The Milwaukee Public Museum is hosting a temporary international exhibit from the Australian Museum of the evolution of these dinosaurs. Called “Tyrannosaurs: Meet the Family,” it runs through May 18.
Coorough Burke, who curates for the museum’s geological collection, told the Journal Sentinel that discoveries in Asia in the past several years have helped scientists get much clearer pictures about tyrannosaurs’ evolutions and characteristics like skin texture, feathers and color.
“The fossils coming out of Asia have been preserved in super fine sediment as opposed to coarser rock, which doesn’t preserve the details as well,” Coorough Burke said.
The exhibit will feature specimens from China that haven’t been seen before and a variety of tyrannosaur fossils.
Pooch Playoffs to raise funds for canine cancer research
Madison photographer Shalicia Johnson is once again hosting a March Madness-like competition for dogs in the area, reports Madison365. Dog owners can pay for a professional photo shoot of their pet, and those funds will go toward canine cancer research via Czar’s Promise.
The campaign is coined Pooch Playoffs. Photos of the dogs will be shared and viewers will vote for the cutest pup.
“This is something that is really important to me. The mission of Czar’s Promise is to fund canine cancer research,” Johnson told Madison365. “I know how hard it is to lose a pet. They are more than just a pet; they’re family. Straight-up family members.”
As of Feb. 17, entires for the competition are full. But keep an eye out for the 32 pooches, and vote for your favorite to be crowned the “Ulti-mutt Cutie.”
Last year was Johnson’s first time launching Pooch Playoffs, then only having 16 dogs in the competition.
“I’m one of those people if I could save all of the animals, I would,” Johnson said. “I feel like I’m trying to save all of the animals one portrait at a time business-wise.”
Getting survivors benefits amid pandemic closures
Throughout the U.S., Social Security Administration offices have been closed due to the coronavirus pandemic. With more than 920,000 total COVID-19 deaths in the U.S. so far, thousands of people have been seeking Social Security survivors benefits — a majority being women, the 19th reports.
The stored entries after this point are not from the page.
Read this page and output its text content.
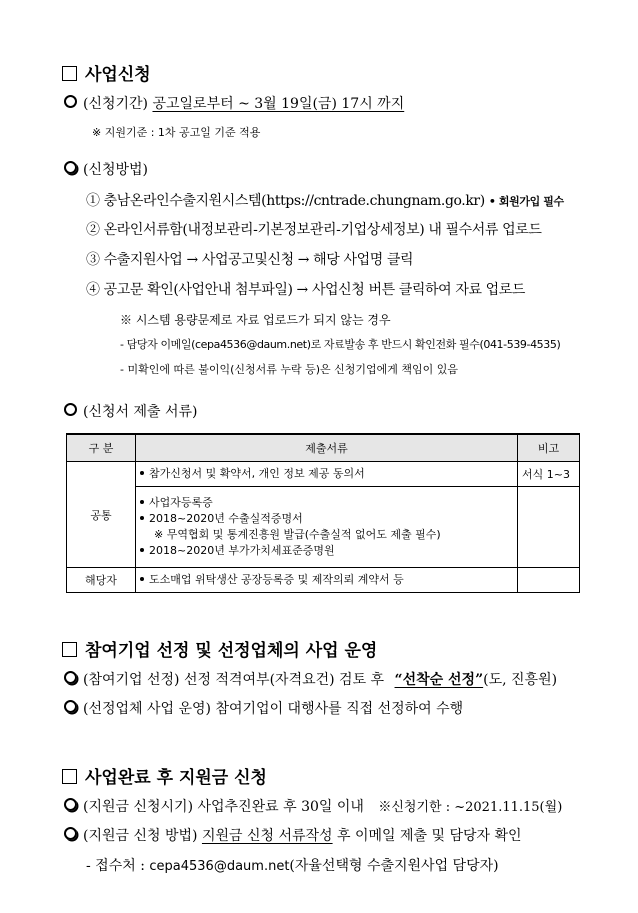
사업신청
(신청기간) 공고일로부터 ~ 3월 19일(금) 17시 까지
※ 지원기준 : 1차 공고일 기준 적용
(신청방법)
① 충남온라인수출지원시스템(https://cntrade.chungnam.go.kr) • 회원가입 필수
② 온라인서류함(내정보관리-기본정보관리-기업상세정보) 내 필수서류 업로드
③ 수출지원사업 → 사업공고및신청 → 해당 사업명 클릭
④ 공고문 확인(사업안내 첨부파일) → 사업신청 버튼 클릭하여 자료 업로드
※ 시스템 용량문제로 자료 업로드가 되지 않는 경우
- 담당자 이메일(cepa4536@daum.net)로 자료발송 후 반드시 확인전화 필수(041-539-4535)
- 미확인에 따른 불이익(신청서류 누락 등)은 신청기업에게 책임이 있음
(신청서 제출 서류)
구 분	제출서류	비고
공통	참가신청서 및 확약서, 개인 정보 제공 동의서	서식 1~3

	사업자등록증
2018~2020년 수출실적증명서
※ 무역협회 및 통계진흥원 발급(수출실적 없어도 제출 필수)
2018~2020년 부가가치세표준증명원	

해당자	도소매업 위탁생산 공장등록증 및 제작의뢰 계약서 등	

참여기업 선정 및 선정업체의 사업 운영
(참여기업 선정) 선정 적격여부(자격요건) 검토 후 “선착순 선정”(도, 진흥원)
(선정업체 사업 운영) 참여기업이 대행사를 직접 선정하여 수행
사업완료 후 지원금 신청
(지원금 신청시기) 사업추진완료 후 30일 이내 ※신청기한 : ~2021.11.15(월)
(지원금 신청 방법) 지원금 신청 서류작성 후 이메일 제출 및 담당자 확인
- 접수처 : cepa4536@daum.net(자율선택형 수출지원사업 담당자)
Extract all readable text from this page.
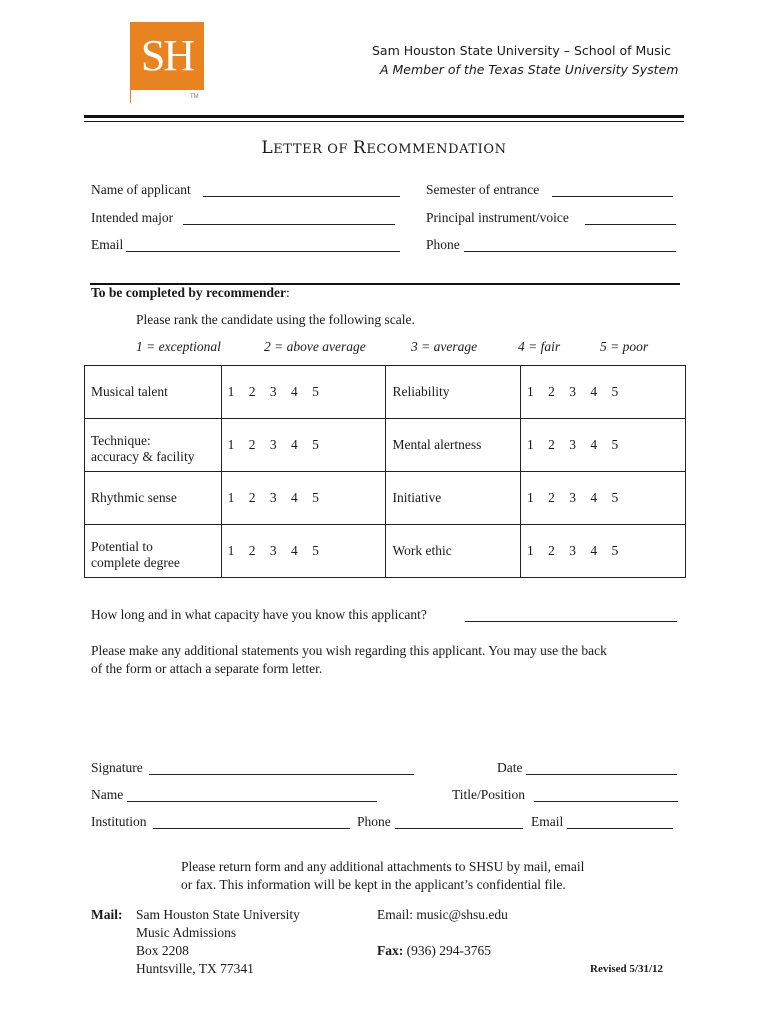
SH
TM
Sam Houston State University – School of Music
A Member of the Texas State University System
LETTER OF RECOMMENDATION
Name of applicant	Semester of entrance
Intended major	Principal instrument/voice
Email	Phone
To be completed by recommender:
Please rank the candidate using the following scale.
1 = exceptional	2 = above average	3 = average	4 = fair	5 = poor
Musical talent	1 2 3 4 5	Reliability	1 2 3 4 5

Technique:
accuracy & facility	1 2 3 4 5	Mental alertness	1 2 3 4 5
Rhythmic sense	1 2 3 4 5	Initiative	1 2 3 4 5

Potential to
complete degree	1 2 3 4 5	Work ethic	1 2 3 4 5
How long and in what capacity have you know this applicant?
Please make any additional statements you wish regarding this applicant. You may use the back
of the form or attach a separate form letter.
Signature	Date
Name	Title/Position
Institution	Phone	Email
Please return form and any additional attachments to SHSU by mail, email
or fax. This information will be kept in the applicant’s confidential file.
Mail: Sam Houston State University
Music Admissions
Box 2208
Huntsville, TX 77341
Email: music@shsu.edu
Fax: (936) 294-3765
Revised 5/31/12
Applications for survivors benefits are taking weeks, and sometimes months, to process.
“The fact that the (overall) data fell, that tells you people are having trouble getting access,” said economist David Weaver, a former associate commissioner in Social Security’s Office of Research, Demonstration and Employment Support. “The deaths are highly concentrated among the populations that Social Security serves. Those deaths are creating widows and survivors.”
Editor’s note: The Associated Press contributed to this report.